The CMB is the result of "recombination", which happen 400,000 years after the Big Bang's start, when the Universe cooled enough so that hydrogen and helium nuclei could successfully capture electrons. This greatly reduced the opacity of the Big Bang material, allowing the Big Bang's light to travel freely -- and become redshifted into the microwave part of the spectrum.

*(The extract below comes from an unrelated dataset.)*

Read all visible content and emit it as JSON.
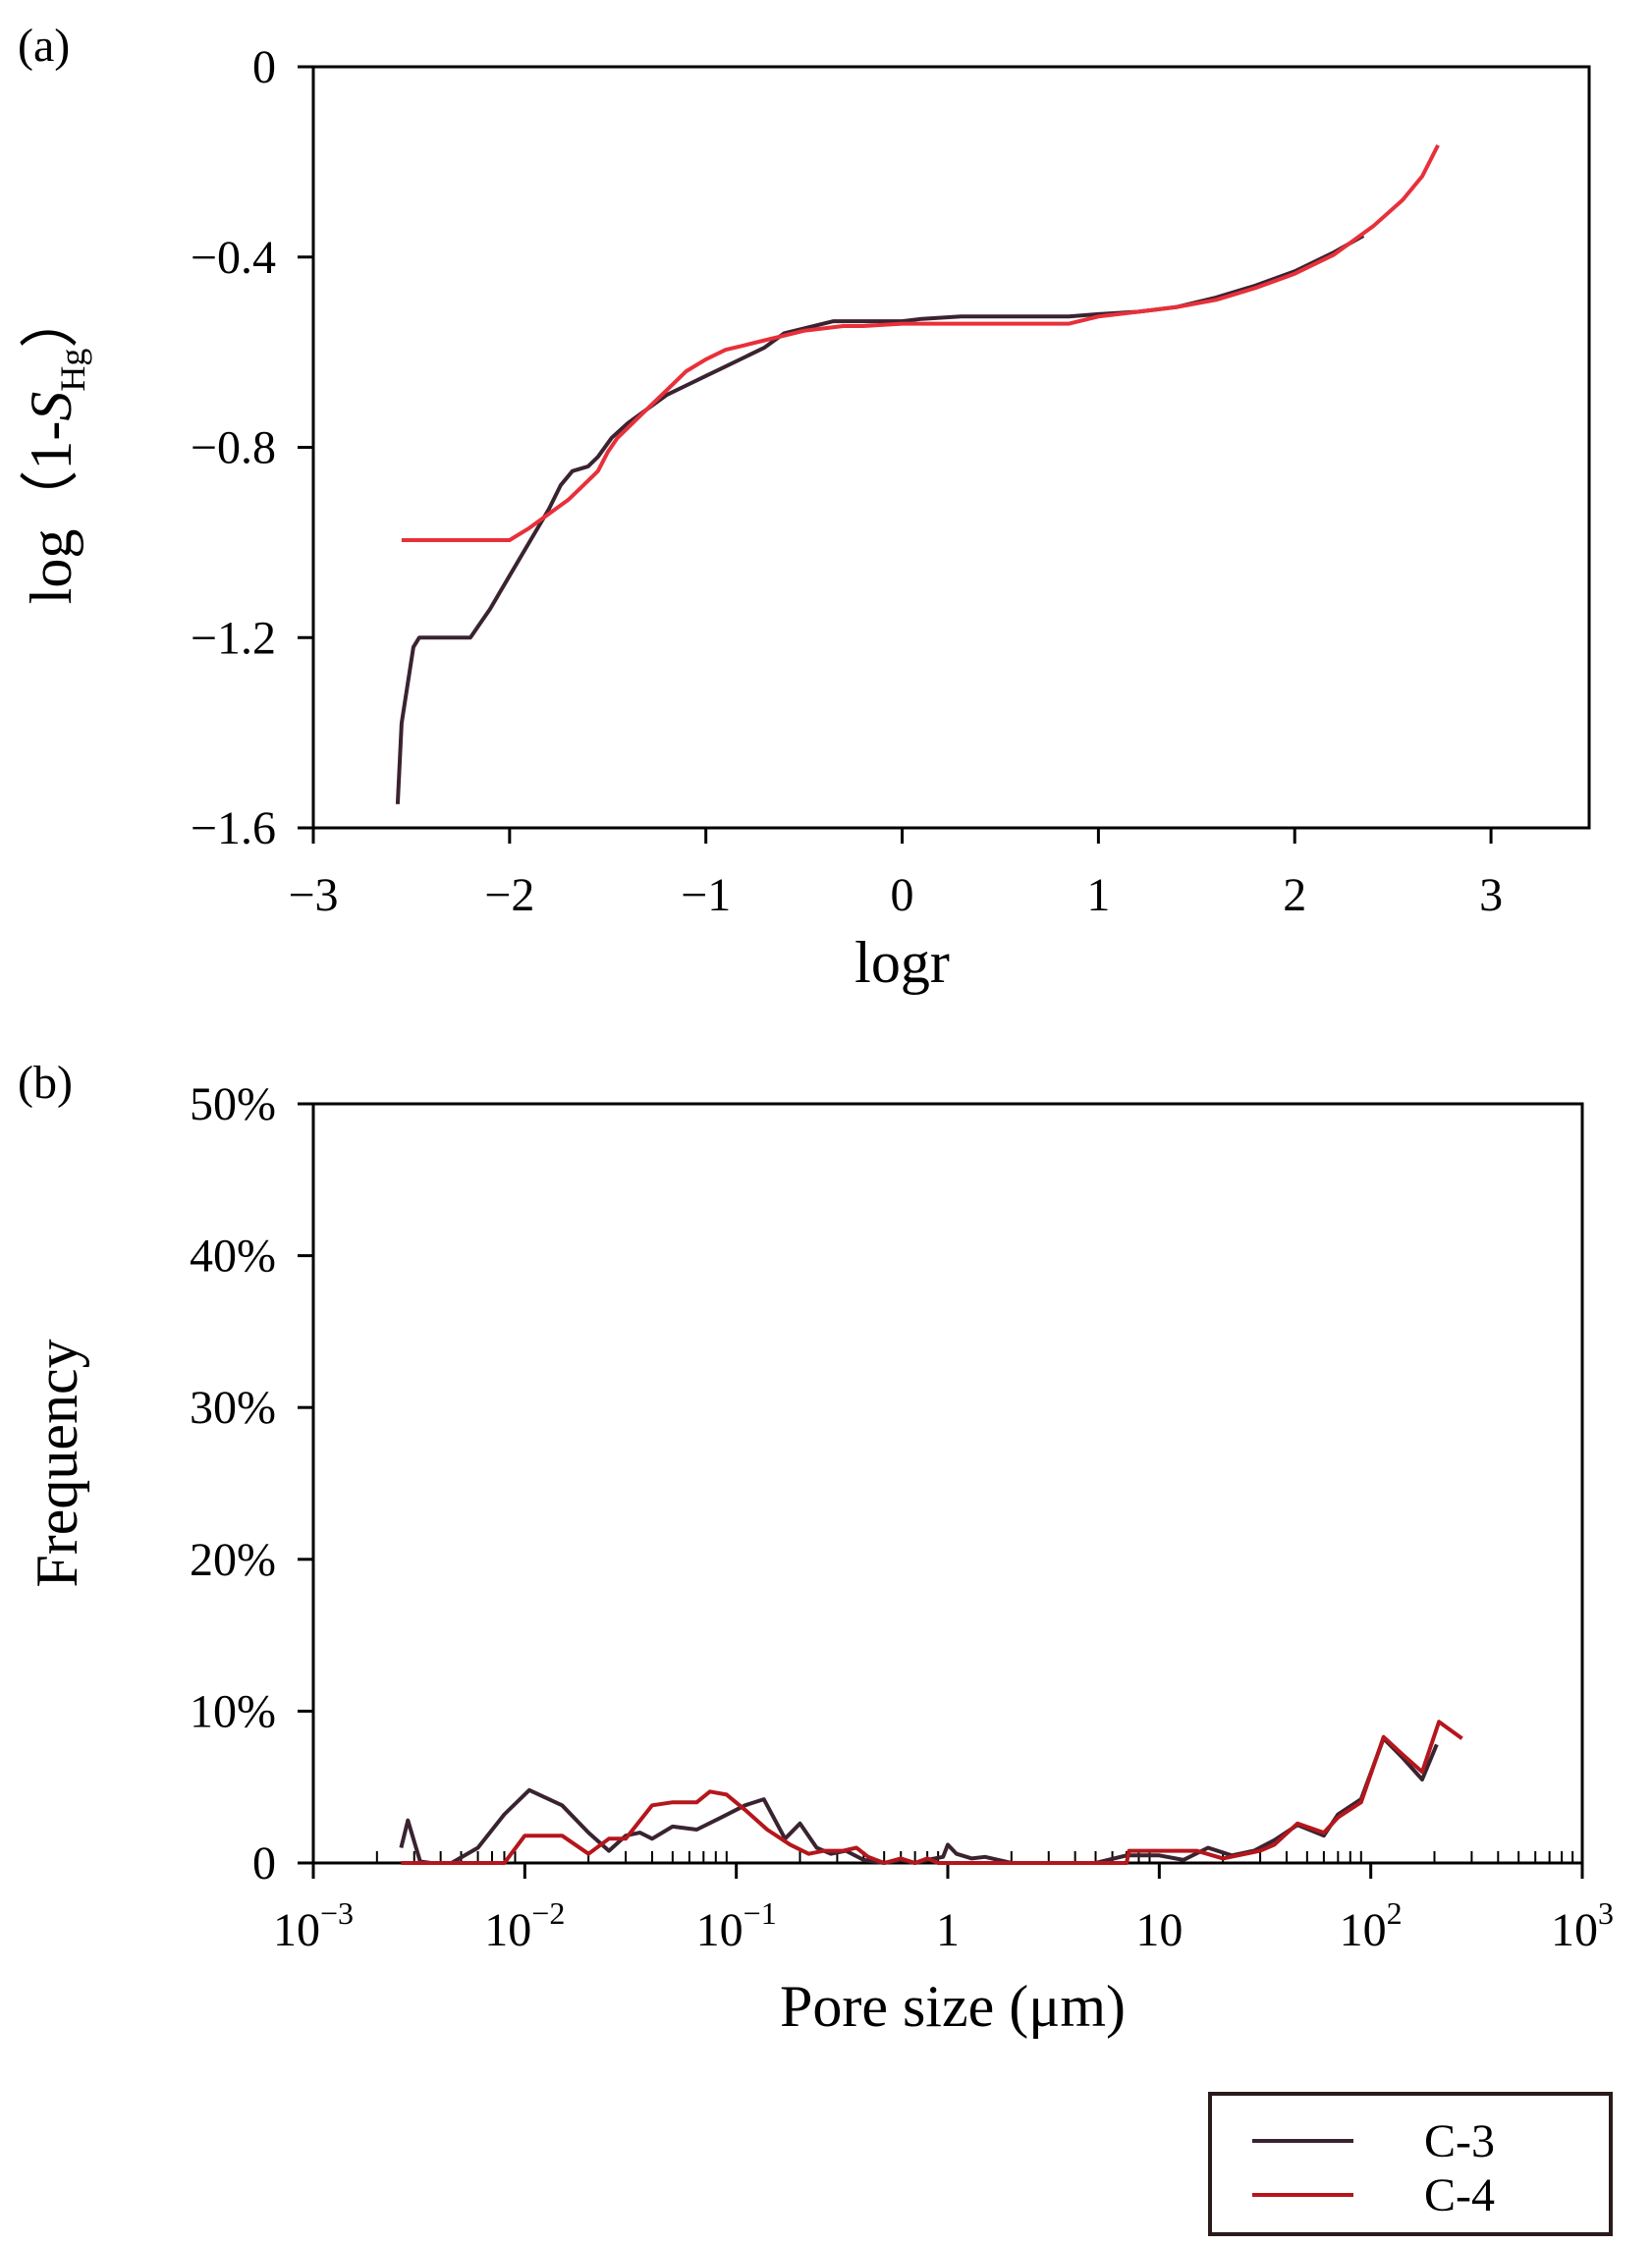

The pattern of lumpiness at that time was a side effect of conditions very early in the Big Bang -- whatever had made the Universe essentially flat at large scales had not made it completely flat. The most plausible hypothesis that anyone has come up with is that the Universe had gone through a period of exponential expansion ("inflation"), about 10^-36 seconds after the start of the Big Bang. This flattened out the Universe -- and quantum fluctuations in it produced a tiny bit of lumpiness. Which has persisted after that inflation had ended.

So that measurement could provide some clue as to what had happened very early in the Universe's history.